Brooklyn-based outfit American Authors recently burst onto the music scene with its refreshingly unique, yet cleverly catchy indie sound. The lyrics to the band’s exceptional debut single “Believer” open with, “I’m a little bit sheltered, I’m a little bit scared." When you listen to the the rest of the poignant, polished song however, the artists seems anything but. American Authors- Zac Barnett (vocals), James Adam Shelley (guitar/banjo), Dave Rublin (bass), and Matt Sanchez (drums)- deliver head-bopping melodies, peppy lyrics, and soaring four-part harmonies that are sure to make you dance. I got the chance to shower Barnett with questions and the talented musician opened up about writing songs, lucid dreams, and winning karaoke contests.
Have you ever performed in Denver?
I've driven through Denver a few times and it's always been beautiful, but we have yet to play there.
Give me some insight into the songwriting process.
It’s always a different process each time we sit down to write. Sometimes one person will bring in the initial idea, sometimes it will come from a few different people who had already started something, and a lot of the times we all just sit in a room together and come up with something from scratch. Having four writers in the band always makes for a different writing experience which is really cool because the sound always comes out a little different.
What's the strangest thing to inspire a song?
We have a new song about lucid dreaming. I got really into lucid dreaming back in high school. I started practicing all the steps to try and be able to completely control the dreams I had. It didn't work too well so I ended up giving up.
What's the story behind the debut single "Believer"? How has it changed over time?
“Believer” started from a guitar riff I played. We were sitting around the studio not sure what to start working on and I picked up an acoustic guitar and started playing the lead riff and said, "Here's our next song." James had written the line, "I’m just a believer" a while back and it fit perfectly with the melody. From there, the song pretty much wrote itself in under an hour.

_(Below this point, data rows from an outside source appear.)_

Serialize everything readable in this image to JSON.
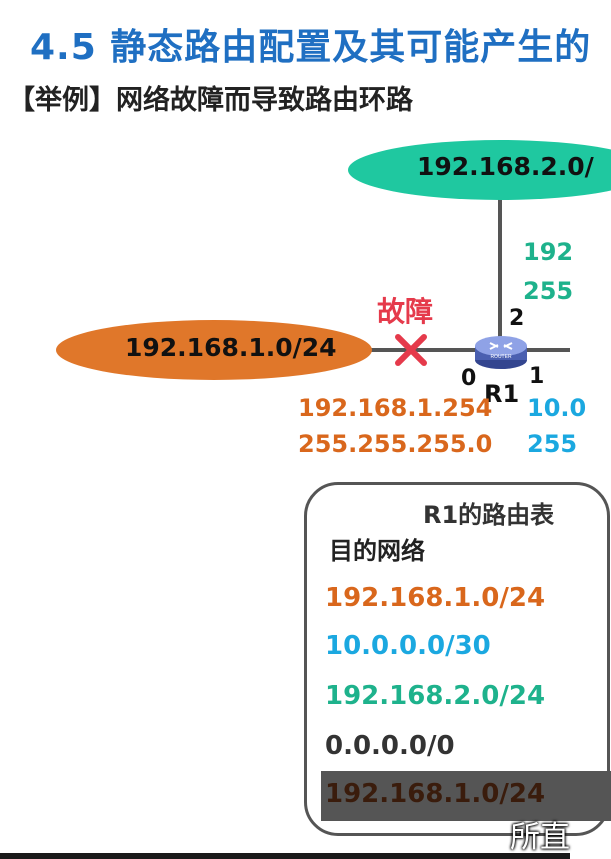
{
  "title": "4.5  静态路由配置及其可能产生的",
  "subtitle": "【举例】网络故障而导致路由环路",
  "diagram": {
    "networks": {
      "left": "192.168.1.0/24",
      "top": "192.168.2.0/"
    },
    "fault_label": "故障",
    "router": {
      "name": "R1",
      "icon_text": "ROUTER",
      "ports": {
        "p0": "0",
        "p1": "1",
        "p2": "2"
      }
    },
    "interfaces": {
      "left": {
        "address": "192.168.1.254",
        "mask": "255.255.255.0"
      },
      "top": {
        "address": "192",
        "mask": "255"
      },
      "right": {
        "address": "10.0",
        "mask": "255"
      }
    },
    "colors": {
      "title": "#1f6fc2",
      "left_net": "#e0772a",
      "top_net": "#1fc8a0",
      "fault": "#e53a4b",
      "link": "#555555",
      "router": "#4a5fb0"
    }
  },
  "route_table": {
    "title": "R1的路由表",
    "header": "目的网络",
    "rows": [
      "192.168.1.0/24",
      "10.0.0.0/30",
      "192.168.2.0/24",
      "0.0.0.0/0",
      "192.168.1.0/24"
    ]
  },
  "caption": "所直"
}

With everyone adding in different sounds, melodies and rhythms, it was a very natural and organic process.
You walk into a karaoke bar and are forced to sing a song- what's your go to tune?
I've actually won a couple of karaoke contests. At first everyone says, "Well you’re a singer so of course you won." But usually I just go up and shout the lyrics. I usually start with A-ha's "Take On Me" and then I’ll move on to MJ's "Billy Jean". Recently though I've been singing super sad songs at really bumpin’ bars, like "I Will Always Love You" by Whitney Houston on a Saturday night at a sports bar.
In your opinion, what makes an epic album? What's an example of one of your favorites?
I think we can all agree that we love every Coldplay album. Now those are epic. The songwriting is so good and they do a great job of using dynamics to tell a story throughout the album. The Killers release great epic albums too.
Aside from the upcoming run of shows, what else do you have planned for 2013?
Release an EP, keep writing and releasing songs, release a full album maybe and tour the world? Who knows! I had to cancel my recent trip to Hawaii for some last minute shows, so I’m still trying to find the time to go surf the north shore this year.
If you could have anyone in the world as the #1 fan of American Authors, who would it be and why?
My father. He used to take me to Warped Tour and Ozzfest every summer growing up and he would always say, "Zac, when your band is playing here, I will tattoo my entire body and sell t-shirts at your merch booth." While that will never be able to happen now, it is still a memory that I will never forget.